- IATA: 3BB; ICAO: none;

Summary
- Airport type: Private
- Location: Troy, Michigan
- Coordinates: 42°33′53.08″N 83°6′29.77″W﻿ / ﻿42.5647444°N 83.1082694°W

Map
- Big Beaver Airport Location within Michigan

= Big Beaver Airport =

The Big Beaver Airport, formerly , was a small suburban general aviation airport located at the corners of Big Beaver Road and John R Road in Troy, Michigan.
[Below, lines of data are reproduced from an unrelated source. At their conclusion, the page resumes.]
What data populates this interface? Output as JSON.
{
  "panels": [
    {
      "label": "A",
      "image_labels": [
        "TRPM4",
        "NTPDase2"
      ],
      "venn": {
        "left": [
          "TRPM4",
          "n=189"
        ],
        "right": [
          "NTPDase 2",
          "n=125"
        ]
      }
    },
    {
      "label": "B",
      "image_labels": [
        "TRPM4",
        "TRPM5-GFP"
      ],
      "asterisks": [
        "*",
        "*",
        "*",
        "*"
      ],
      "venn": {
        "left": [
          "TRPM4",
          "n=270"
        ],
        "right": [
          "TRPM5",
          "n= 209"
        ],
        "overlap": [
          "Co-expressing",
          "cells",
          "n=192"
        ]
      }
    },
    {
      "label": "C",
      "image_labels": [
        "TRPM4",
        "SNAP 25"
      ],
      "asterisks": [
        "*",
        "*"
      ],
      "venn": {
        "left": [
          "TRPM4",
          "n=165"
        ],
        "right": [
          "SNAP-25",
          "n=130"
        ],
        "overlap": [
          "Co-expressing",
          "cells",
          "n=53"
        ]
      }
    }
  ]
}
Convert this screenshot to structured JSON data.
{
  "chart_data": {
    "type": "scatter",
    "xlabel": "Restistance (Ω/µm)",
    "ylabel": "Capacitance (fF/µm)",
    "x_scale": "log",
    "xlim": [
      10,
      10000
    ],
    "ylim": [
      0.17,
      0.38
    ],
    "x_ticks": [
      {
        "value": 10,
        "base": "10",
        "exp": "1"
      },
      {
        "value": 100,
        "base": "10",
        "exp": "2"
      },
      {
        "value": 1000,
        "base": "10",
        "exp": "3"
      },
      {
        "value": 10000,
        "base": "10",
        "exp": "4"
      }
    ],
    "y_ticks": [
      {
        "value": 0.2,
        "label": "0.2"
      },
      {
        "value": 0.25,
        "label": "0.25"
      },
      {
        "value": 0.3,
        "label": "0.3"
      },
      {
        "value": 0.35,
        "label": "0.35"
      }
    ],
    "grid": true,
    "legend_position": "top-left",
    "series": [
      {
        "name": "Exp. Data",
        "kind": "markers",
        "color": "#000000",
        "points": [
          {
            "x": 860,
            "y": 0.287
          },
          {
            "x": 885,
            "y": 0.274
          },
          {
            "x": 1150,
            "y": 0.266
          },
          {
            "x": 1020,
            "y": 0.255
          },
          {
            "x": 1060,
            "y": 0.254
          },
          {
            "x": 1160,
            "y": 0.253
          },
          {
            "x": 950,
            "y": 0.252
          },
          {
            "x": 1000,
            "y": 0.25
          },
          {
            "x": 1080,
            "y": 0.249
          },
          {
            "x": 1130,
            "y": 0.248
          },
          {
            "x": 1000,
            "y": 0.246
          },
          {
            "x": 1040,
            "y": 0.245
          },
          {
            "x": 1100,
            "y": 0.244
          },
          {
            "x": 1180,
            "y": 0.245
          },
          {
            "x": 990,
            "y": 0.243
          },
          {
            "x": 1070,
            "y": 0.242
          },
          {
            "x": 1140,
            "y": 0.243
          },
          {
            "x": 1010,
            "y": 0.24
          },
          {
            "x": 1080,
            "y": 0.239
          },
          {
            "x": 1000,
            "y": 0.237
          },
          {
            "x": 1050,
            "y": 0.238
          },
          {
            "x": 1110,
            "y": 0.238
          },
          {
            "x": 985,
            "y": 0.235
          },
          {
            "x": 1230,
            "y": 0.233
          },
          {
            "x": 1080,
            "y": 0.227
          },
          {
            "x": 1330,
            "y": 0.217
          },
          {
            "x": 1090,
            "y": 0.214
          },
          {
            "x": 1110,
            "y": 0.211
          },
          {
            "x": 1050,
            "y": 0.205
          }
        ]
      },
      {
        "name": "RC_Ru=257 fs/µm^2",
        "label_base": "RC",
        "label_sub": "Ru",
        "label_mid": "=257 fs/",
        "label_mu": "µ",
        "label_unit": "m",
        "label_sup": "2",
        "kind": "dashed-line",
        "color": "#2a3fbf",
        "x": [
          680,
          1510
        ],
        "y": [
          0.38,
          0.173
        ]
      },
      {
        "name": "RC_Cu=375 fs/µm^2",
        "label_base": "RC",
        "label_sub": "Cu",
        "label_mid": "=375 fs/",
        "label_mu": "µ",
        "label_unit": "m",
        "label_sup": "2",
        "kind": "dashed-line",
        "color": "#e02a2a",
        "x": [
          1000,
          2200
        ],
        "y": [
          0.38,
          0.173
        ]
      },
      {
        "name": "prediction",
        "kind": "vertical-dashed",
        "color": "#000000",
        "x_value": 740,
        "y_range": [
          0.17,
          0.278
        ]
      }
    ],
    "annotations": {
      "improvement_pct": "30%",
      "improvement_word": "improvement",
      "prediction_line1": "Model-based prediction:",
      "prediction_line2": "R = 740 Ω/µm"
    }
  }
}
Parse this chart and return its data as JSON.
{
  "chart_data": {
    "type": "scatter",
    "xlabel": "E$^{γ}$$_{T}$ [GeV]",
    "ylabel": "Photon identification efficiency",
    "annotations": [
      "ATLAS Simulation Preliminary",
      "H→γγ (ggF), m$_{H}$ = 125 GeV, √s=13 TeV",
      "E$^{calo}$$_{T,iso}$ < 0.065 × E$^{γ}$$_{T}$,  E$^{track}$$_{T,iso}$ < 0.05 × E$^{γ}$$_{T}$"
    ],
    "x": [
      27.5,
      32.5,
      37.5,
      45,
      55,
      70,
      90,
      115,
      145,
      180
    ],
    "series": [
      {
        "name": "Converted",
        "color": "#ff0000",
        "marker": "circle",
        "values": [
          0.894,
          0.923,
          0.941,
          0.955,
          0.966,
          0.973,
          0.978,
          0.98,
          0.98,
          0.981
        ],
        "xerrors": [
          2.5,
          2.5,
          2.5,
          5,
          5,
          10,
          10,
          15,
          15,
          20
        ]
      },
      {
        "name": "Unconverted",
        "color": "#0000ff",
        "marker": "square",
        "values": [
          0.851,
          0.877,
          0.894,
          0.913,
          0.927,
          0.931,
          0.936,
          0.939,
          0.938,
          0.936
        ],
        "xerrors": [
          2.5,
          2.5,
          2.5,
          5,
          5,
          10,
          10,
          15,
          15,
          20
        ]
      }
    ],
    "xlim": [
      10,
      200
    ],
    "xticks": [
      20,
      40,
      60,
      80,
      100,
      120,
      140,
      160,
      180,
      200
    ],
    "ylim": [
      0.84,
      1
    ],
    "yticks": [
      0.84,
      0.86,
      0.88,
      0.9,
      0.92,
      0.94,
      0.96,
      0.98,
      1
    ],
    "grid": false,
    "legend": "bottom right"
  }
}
It was created in 1946 as an auxiliary airfield with a 2,400 ft (220 m²) gravel runway. By the 1970s, the main airstrip was converted to asphalt and a 2,100 ft (200 m²) sod runway was added. Flight training was done in Aeronca 7AC and Cessna 150/152 aircraft. Rentals later included a Piper PA-23, Cessna 172 Skyhawks and a Cessna 172RG Cutlass. The airfield closed in 1997. Originally the John Main family farm, it was owned and operated by his surviving daughter, Miss Anna Main, until her death. As she was never married and had no children, the city of Troy reached an agreement to let her operate the field until she died, at which time the city would acquire the property.

The airfield has since been developed into various office buildings and small industrial centers.